I started to lose hope. Was I wrong? Did she mean the garden lamp? Suddenly my eye caught something odd,.
Among the rows of bulbs circling the mirror one bulb in the bottom right corner was slightly crooked, not perfectly straight like the others. It was so subtle easily missed if you weren’t looking closely. I glanced at the bedroom door ensuring it was still locked then focused back on the crooked bulb.
My hand trembled as I touched it. It was hot of course. I grabbed a tissue from the box on the table to protect my hand and tried to gently twist the bulb to the left.
Scrape.
It made a gritty sound. The bulb came loose from its socket. And there inside the dark empty socket I saw something.
Not wires. Something black was peeking out wedged between the ceramic base and the wooden frame.
“Got you,” I whispered, my voice trembling with a mix of fear and excitement.
I used a bobby pin to fish the object out. It was difficult. Cold sweat trickled down my back.
If Preston walked in now and saw me messing with his beloved vanity it would be the end of me. I held my breath trying to keep my hands steady even as my heart threatened to leap out of my throat. Almost there…
A small object fell into my tissue covered palm. It was a micro SD card, an old one the kind used in phones a decade ago. It was still neatly wrapped in a tiny plastic medicine baggie to protect it from the lamp’s heat.
I stared at the tiny object in my hand with a mix of emotions. Was this Rebecca’s life? Her final voice? Was this the key that would unlock a prison door for my husband?
Rebecca was a genius. She had hidden the evidence of Preston’s crime right in front of his face every single day. Every morning when Preston looked in the mirror adjusting his tie and smiling proudly at himself he had no idea that the proof of his evil was staring back from behind the very light that illuminated him.
The brightest place and also the darkest place for a man blind to everything but himself. The sound of heavy footsteps came up the stairs outside the room. Panic seized me.
It had to be Preston. I quickly screwed the light bulb back into its socket twisting it haphazardly until it lit up again. I clutched the newly found memory card and stuffed it into the pocket of my pajama pants,.

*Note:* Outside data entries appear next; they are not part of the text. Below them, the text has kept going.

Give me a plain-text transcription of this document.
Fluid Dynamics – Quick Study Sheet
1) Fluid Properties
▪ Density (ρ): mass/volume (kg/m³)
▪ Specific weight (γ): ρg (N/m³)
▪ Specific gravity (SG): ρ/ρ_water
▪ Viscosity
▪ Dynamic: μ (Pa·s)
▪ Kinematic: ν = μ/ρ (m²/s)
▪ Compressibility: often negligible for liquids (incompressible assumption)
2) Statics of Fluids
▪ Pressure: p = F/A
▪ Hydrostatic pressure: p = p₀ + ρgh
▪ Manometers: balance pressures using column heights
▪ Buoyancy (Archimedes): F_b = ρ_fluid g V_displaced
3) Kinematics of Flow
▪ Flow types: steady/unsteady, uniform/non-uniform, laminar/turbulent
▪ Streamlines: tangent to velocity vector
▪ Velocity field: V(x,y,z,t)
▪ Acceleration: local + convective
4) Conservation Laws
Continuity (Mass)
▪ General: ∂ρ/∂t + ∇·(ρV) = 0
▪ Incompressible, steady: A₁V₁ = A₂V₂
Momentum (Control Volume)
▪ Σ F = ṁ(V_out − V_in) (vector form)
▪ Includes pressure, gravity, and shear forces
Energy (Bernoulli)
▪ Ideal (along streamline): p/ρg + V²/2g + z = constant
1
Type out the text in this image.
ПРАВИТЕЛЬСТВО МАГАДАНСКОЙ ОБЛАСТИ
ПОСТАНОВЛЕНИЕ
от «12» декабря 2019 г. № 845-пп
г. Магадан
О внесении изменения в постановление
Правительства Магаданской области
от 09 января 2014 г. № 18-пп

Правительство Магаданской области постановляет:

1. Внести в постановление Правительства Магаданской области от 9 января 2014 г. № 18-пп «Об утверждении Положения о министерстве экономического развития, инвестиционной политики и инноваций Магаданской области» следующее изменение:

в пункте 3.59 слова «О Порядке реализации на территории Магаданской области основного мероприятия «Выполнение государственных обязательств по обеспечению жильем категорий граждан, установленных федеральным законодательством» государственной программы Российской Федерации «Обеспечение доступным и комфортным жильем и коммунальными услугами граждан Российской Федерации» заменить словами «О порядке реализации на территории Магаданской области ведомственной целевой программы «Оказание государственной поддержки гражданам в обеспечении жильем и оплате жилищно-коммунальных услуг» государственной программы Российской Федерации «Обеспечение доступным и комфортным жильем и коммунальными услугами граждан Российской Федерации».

I hobbled as fast as my aching hip would allow to the bed, jumped in, and pulled the covers up to my chest. I shut my eyes trying to calm my racing heart.
Click.
The lock turned. Preston entered.
“What’s wrong with you Ellie?” He asked suspiciously from the doorway.
I slowly opened my eyes trying to look like someone who had just woken up. “Oh Preston it’s nothing. I just had a nightmare. It startled me,” I answered, my voice genuinely hoarse.
Preston stared at me, his eyes sweeping the room then stopping at the vanity. “Why are the lights on? Who turned them on?” he asked coldly.
The glaring lights of the vanity! I forgot to turn off. My brain scrambled for an excuse.
“I… I wanted to look at my face in the mirror for a second to see the bruise but I got dizzy so I went right back to sleep. I forgot to turn it off,” I said praying the excuse sounded plausible.
Preston walked over to the vanity. My heart stopped beating as he stood right in front of the bulb I had just removed. He looked at his reflection for a moment then his hand reached out and flipped the switch.
Click.
The room grew dimmer. “Turn it off next time. It’s a waste of electricity,” he grumbled as he walked out again. “I’m going to get a drink.”
I let out a breath so deep I felt limp. That was close. So incredibly close. Now I had two memory cards. One from Dr. Miles for recording and one from Rebecca containing the past. And tonight I had to find a way to combine them into a weapon of mass destruction for Preston’s life.